Short jokes
Why can orphans go to Thacker Jewelry?
They love to see the whole family.
So, an orphan walked into a store. He gets lost and the store clerk asked, "Do you need help finding your parent?" and the orphan ran out crying.
What do you say to a depressed person?
"I like ya cut, G."
DAD: I'm bringing your toys to the orphanage.
SON: Why?
DAD: You're going to need them.
Can a cook and clean for real? No, I do not want no rabbit hare in my house.
Where do rabbits sleep?
In the junkyard outside.
You know why Elmer Fudd always came out hunting rabbits in the woods? Because Bugs Bunny would not stop flirting with his girlfriend.
Are you having rabbit and duck for dinner?
Yeah.
Why?
Because I got too obsessed with hares.
How did Peter Cottontail get his swing on? He made love to Alice in Wonderland.
Who is white, hairy, and rusty in the tree?
It's Rambo Rabbit with a big gun that was.
What is a rabbit's favorite drink? Hare wine.
Why would you not let an elephant sleep in the same bed with you?
Because they stink and now the room smells like elephant shit.
Where would Batman get his freak on at? The Batcave or the bat strip club?
How come yo mama did not come straight home from work last night? Because her daughter had sex with her boyfriend and got drunk.
What would you do if you see a guy suffocating from the heat? I would call and dial 911, holy shit!
Why did Bella Thorne pass gas on "Shake It Up Chicago?" Because I gave her too split pea soup for breakfast.
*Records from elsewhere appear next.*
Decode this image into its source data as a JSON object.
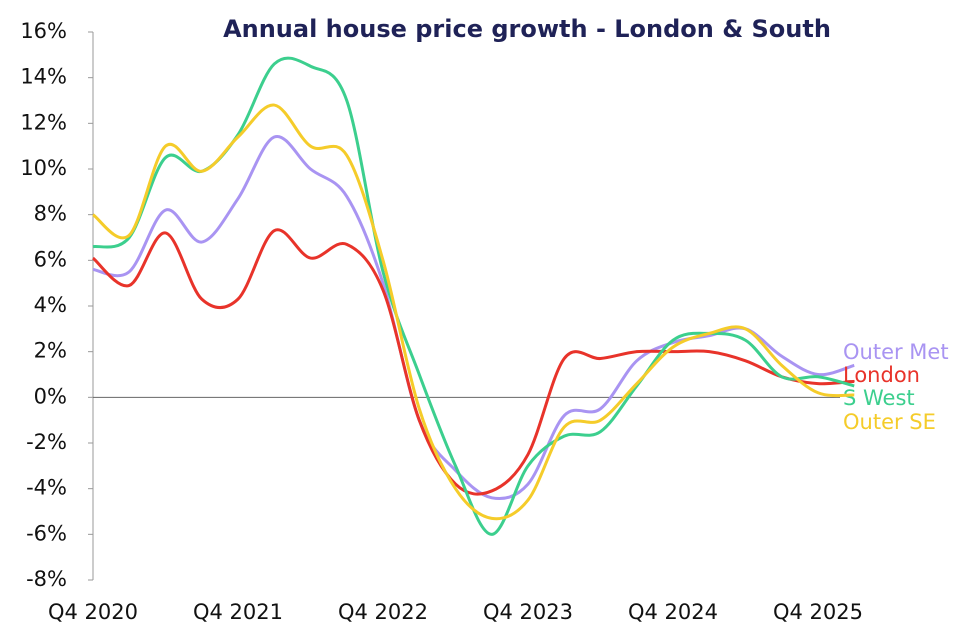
{
  "chart_data": {
    "type": "line",
    "title": "Annual house price growth - London & South",
    "categories": [
      "Q4 2020",
      null,
      null,
      null,
      "Q4 2021",
      null,
      null,
      null,
      "Q4 2022",
      null,
      null,
      null,
      "Q4 2023",
      null,
      null,
      null,
      "Q4 2024",
      null,
      null,
      null,
      "Q4 2025",
      null
    ],
    "series": [
      {
        "name": "Outer Met",
        "color": "#a994f2",
        "values": [
          5.6,
          5.5,
          8.2,
          6.8,
          8.7,
          11.4,
          10.0,
          8.8,
          5.0,
          -1.0,
          -3.2,
          -4.4,
          -3.8,
          -0.8,
          -0.5,
          1.6,
          2.4,
          2.7,
          3.0,
          1.8,
          1.0,
          1.4
        ]
      },
      {
        "name": "London",
        "color": "#e8332a",
        "values": [
          6.1,
          4.9,
          7.2,
          4.3,
          4.3,
          7.3,
          6.1,
          6.7,
          4.7,
          -1.0,
          -3.8,
          -4.1,
          -2.5,
          1.7,
          1.7,
          2.0,
          2.0,
          2.0,
          1.6,
          0.9,
          0.6,
          0.7
        ]
      },
      {
        "name": "S West",
        "color": "#3ccf8e",
        "values": [
          6.6,
          7.0,
          10.5,
          9.9,
          11.5,
          14.6,
          14.5,
          13.0,
          5.5,
          1.0,
          -3.0,
          -6.0,
          -3.0,
          -1.7,
          -1.5,
          0.5,
          2.5,
          2.8,
          2.5,
          0.9,
          0.9,
          0.5
        ]
      },
      {
        "name": "Outer SE",
        "color": "#f5cc2a",
        "values": [
          8.0,
          7.1,
          11.0,
          9.9,
          11.4,
          12.8,
          11.0,
          10.6,
          6.0,
          -0.5,
          -4.0,
          -5.3,
          -4.5,
          -1.3,
          -1.0,
          0.6,
          2.2,
          2.8,
          3.0,
          1.4,
          0.2,
          0.1
        ]
      }
    ],
    "ylim": [
      -8,
      16
    ],
    "yticks": [
      {
        "value": -8,
        "label": "-8%"
      },
      {
        "value": -6,
        "label": "-6%"
      },
      {
        "value": -4,
        "label": "-4%"
      },
      {
        "value": -2,
        "label": "-2%"
      },
      {
        "value": 0,
        "label": "0%"
      },
      {
        "value": 2,
        "label": "2%"
      },
      {
        "value": 4,
        "label": "4%"
      },
      {
        "value": 6,
        "label": "6%"
      },
      {
        "value": 8,
        "label": "8%"
      },
      {
        "value": 10,
        "label": "10%"
      },
      {
        "value": 12,
        "label": "12%"
      },
      {
        "value": 14,
        "label": "14%"
      },
      {
        "value": 16,
        "label": "16%"
      }
    ]
  }
}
Why did you put your dirty ass feet in my grits without telling me all this?
Because I forgot to wash and dry them with a paper towel.
Better to cum in the sink... than to sink in the cum.
If your butt hurts real bad, put some vapor rub and booty cream on it so it can heal back to normal.
What do you tell your butt cheek when you need to use the bathroom? "Hold it in, so you won't get constipated and die."